I have created a docker using papersource dockerfile to run my fast-ai notebook on my host machine, which had titan gpu installed in it. The docker starts the notebook as a default commands. Here is command I used to run the container.
docker run -it -p 8899:8888 --device /dev/nvidia0:/dev/nvidia0 --device /dev/nvidiactl:/dev/nvidiactl --device /dev/nvidia-uvm:/dev/nvidia-uvm --shm-size 16G my-registry-host:5000/my-image:latest
My notebook seems to not use the gpu for model creation and it is running the fit-cycle super slow. I am assuming it is using CPU. Also, when I run nvidia-smi command, I don’t see my process consuming memory.
Could someone please tell me what should I do so that it uses the gpu and not the cpu?
I’m not sure if this is still an open question for you, but in case it is, here are a few questions that might help you debug the situation.

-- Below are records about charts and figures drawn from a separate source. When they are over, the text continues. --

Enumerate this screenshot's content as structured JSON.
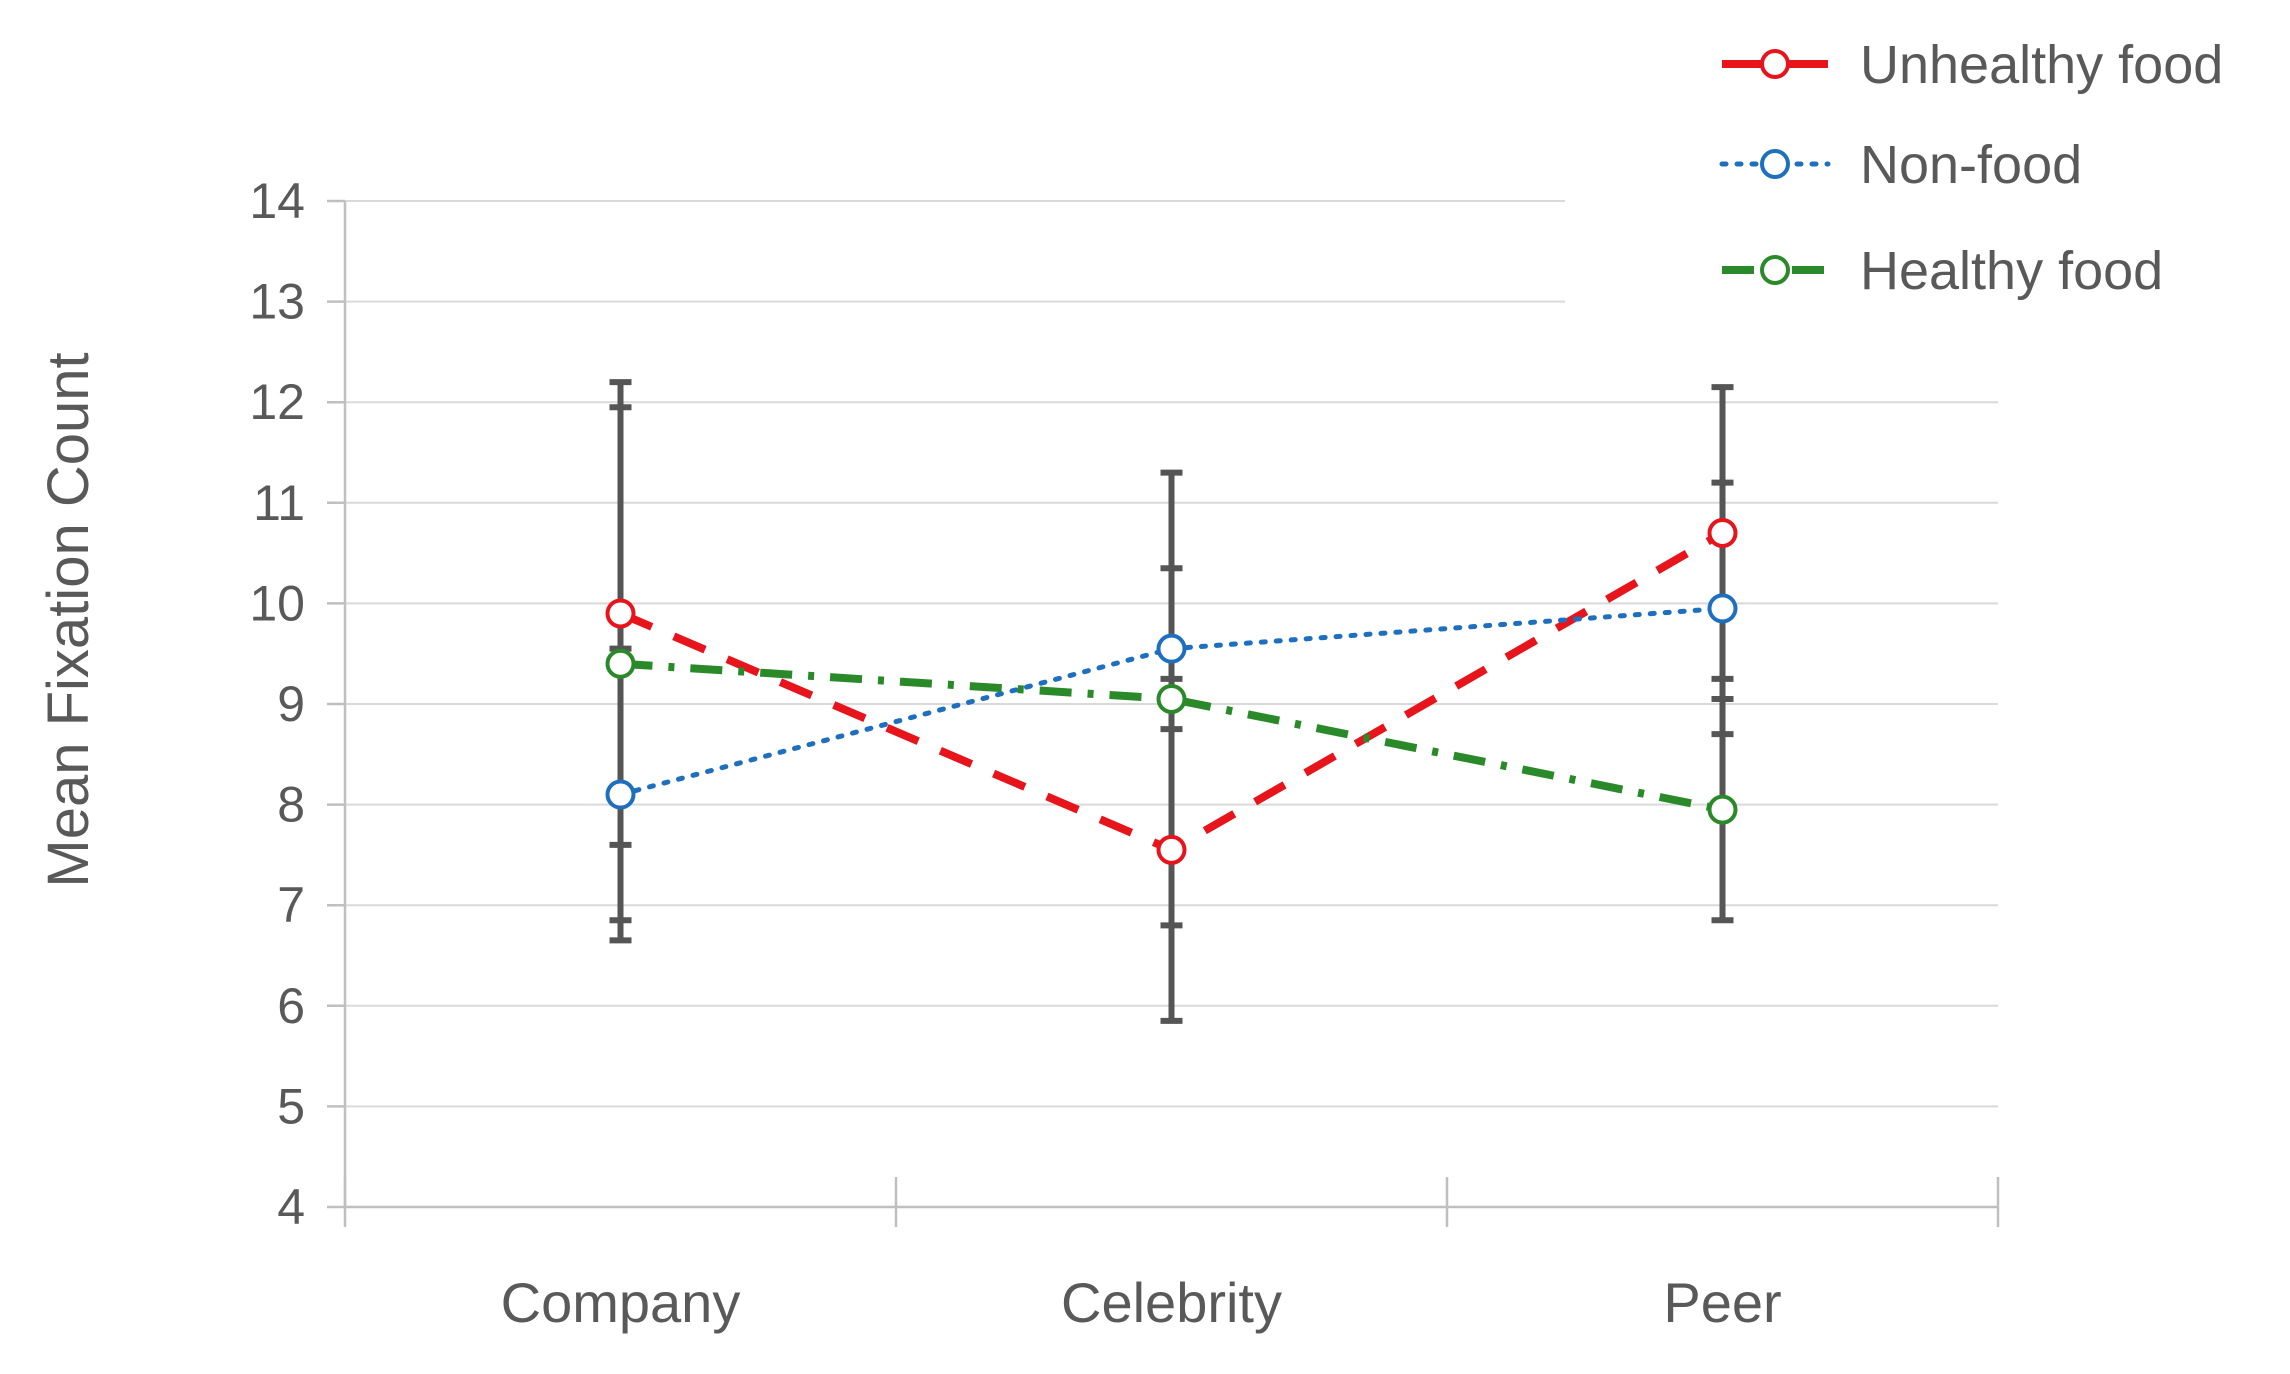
{
  "chart_data": {
    "type": "line",
    "title": "",
    "xlabel": "",
    "ylabel": "Mean Fixation Count",
    "ylim": [
      4,
      14
    ],
    "yticks": [
      4,
      5,
      6,
      7,
      8,
      9,
      10,
      11,
      12,
      13,
      14
    ],
    "categories": [
      "Company",
      "Celebrity",
      "Peer"
    ],
    "grid": true,
    "legend_position": "top-right",
    "series": [
      {
        "name": "Unhealthy food",
        "values": [
          9.9,
          7.55,
          10.7
        ],
        "error": [
          2.3,
          1.7,
          1.45
        ],
        "color": "#e8141c",
        "dash": "dashed"
      },
      {
        "name": "Non-food",
        "values": [
          8.1,
          9.55,
          9.95
        ],
        "error": [
          1.45,
          0.8,
          1.25
        ],
        "color": "#1f6fbf",
        "dash": "dotted"
      },
      {
        "name": "Healthy food",
        "values": [
          9.4,
          9.05,
          7.95
        ],
        "error": [
          2.55,
          2.25,
          1.1
        ],
        "color": "#2a8a2a",
        "dash": "dash-dot"
      }
    ],
    "errorbar_color": "#555555"
  }
}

- Are the nvidia drivers and CUDA installed on the host?
Try running some of the examples included with CUDA on the host (not within docker) and run
nvidia-smi to see if the gpu is being utilized.
- Are you using the nvidia docker runtime?
From your docker command, it looks like you are setting device mappings manually. With the nvidia runtime, I don’t think those mappings are necessary. Just include
- Have you installed the GPU versions of the deep learning libraries?
I see you have a custom docker image “my-image:latest”. Can you make sure you have installed the gpu versions of pytorch (and tensorflow if using). Seems unlikely, but…
- Check gpu availability from Python.
For pytorch, follow the steps in this answer: https://stackoverflow.com/questions/48152674/how-to-check-if-pytorch-is-using-the-gpu
If this still doesn’t work, more details on your setup would be helpful (including your Dockerfile). Any any debugging steps you have already tried could also give some clues.